WaPo's Marcus Doesn't Get Opposition to Repealing 'Don't Ask, Don't Tell'

It's one thing to advocate for the repeal of “Don't Ask, Don't Tell.” It's altogether another to maintain that you find the other side of the argument “incomprehensible.” But that's what Washington Post columnist Ruth Marcus did in her Feb. 24 column, “The Inevitable Backlash on 'Don't Ask, Don't Tell.'”


While stating that DADT should be repealed, Marcus professed to be perplexed at why some are hesitant to repeal the military's policy and frustrated that the top brass chose not to precipitate the change all at once.


“I don't spend a lot of time chatting up generals,” Marcus wrote. “But I've spent enough to know that, just below the top-most ranks, there remains an enormous, if incomprehensible, amount of squeamishness about letting gay men and women serve openly in the military.”

And she found it “disappointing” that those generals she doesn't kibbutz with have attempted to slow down the process of repeal. She apparently thinks they should rush into things without understanding the impact.

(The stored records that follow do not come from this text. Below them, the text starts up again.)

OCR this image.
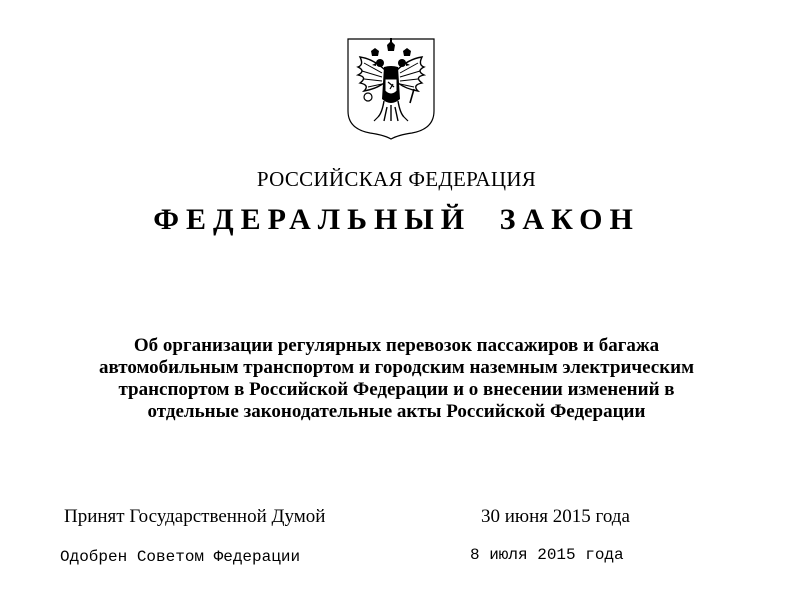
РОССИЙСКАЯ ФЕДЕРАЦИЯ
ФЕДЕРАЛЬНЫЙ ЗАКОН
Об организации регулярных перевозок пассажиров и багажа
автомобильным транспортом и городским наземным электрическим
транспортом в Российской Федерации и о внесении изменений в
отдельные законодательные акты Российской Федерации
Принят Государственной Думой	30 июня 2015 года
Одобрен Советом Федерации	8 июля 2015 года
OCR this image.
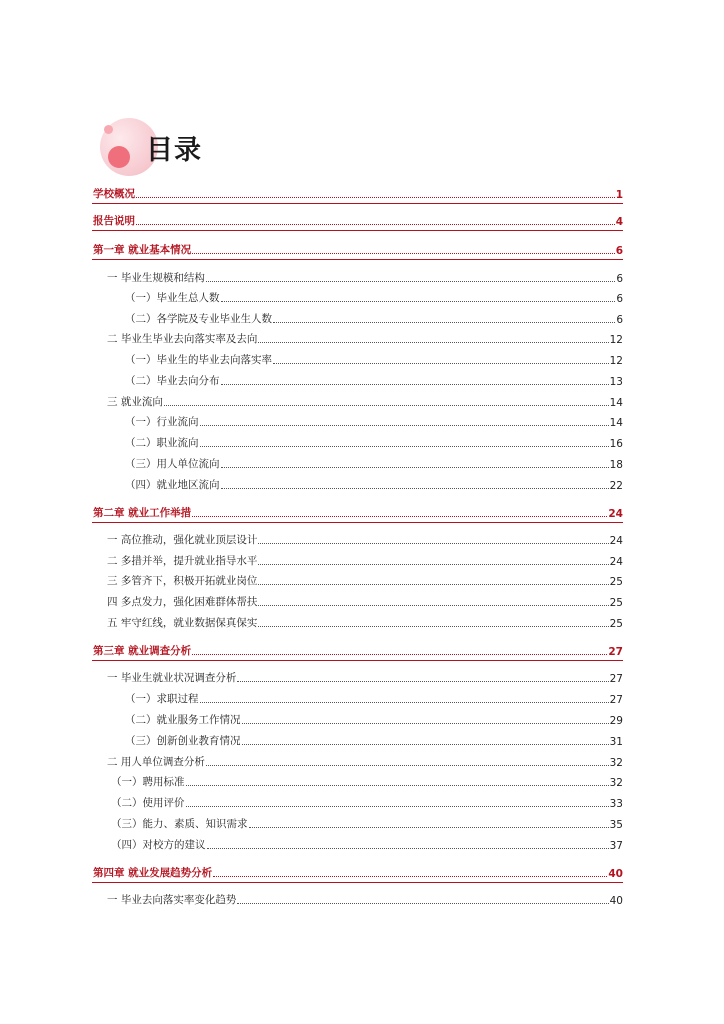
目录
学校概况	1
报告说明	4
第一章 就业基本情况	6
一 毕业生规模和结构	6
（一）毕业生总人数	6
（二）各学院及专业毕业生人数	6
二 毕业生毕业去向落实率及去向	12
（一）毕业生的毕业去向落实率	12
（二）毕业去向分布	13
三 就业流向	14
（一）行业流向	14
（二）职业流向	16
（三）用人单位流向	18
（四）就业地区流向	22
第二章 就业工作举措	24
一 高位推动，强化就业顶层设计	24
二 多措并举，提升就业指导水平	24
三 多管齐下，积极开拓就业岗位	25
四 多点发力，强化困难群体帮扶	25
五 牢守红线，就业数据保真保实	25
第三章 就业调查分析	27
一 毕业生就业状况调查分析	27
（一）求职过程	27
（二）就业服务工作情况	29
（三）创新创业教育情况	31
二 用人单位调查分析	32
（一）聘用标准	32
（二）使用评价	33
（三）能力、素质、知识需求	35
（四）对校方的建议	37
第四章 就业发展趋势分析	40
一 毕业去向落实率变化趋势	40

Marcus even went back 17 years ago and stated that the generals managed to, “intimidate them out of lifting the ban, or at the very least putting a moratorium on its enforcement.”

She also bashed the current generals and wrote, “Do Casey and Schwartz really have so little faith in their troops that they think serving with people they probably already know are gay will impede their performance?”  Marcus continued to ask, “Do they think U.S. personnel are less capable of adapting to this change than those in the many countries – including Israel, Argentina, the Philippines, South Africa and the entire European Union, with the exception of Greece – that allow gays to serve openly?”

She didn't mention that, except for Israel, none of those militaries has particularly heavy defense responsibilities. Some of those EU countries she sited have militaries in roughly the same way Britain has a monarchy – more out of nostalgia than anything else.

Marcus maintained that ending DADT would increase the troop levels, although she failed to give the number waiting to join. And anyway, it's only old cavemen that could possibly be opposed. “In the military, as elsewhere, this is, thankfully, a generational issue. Casey is 61, Schwartz just a few years younger. Younger officers, I suspect, are not much different from younger people outside the military: more comfortable with gay colleagues and friends.”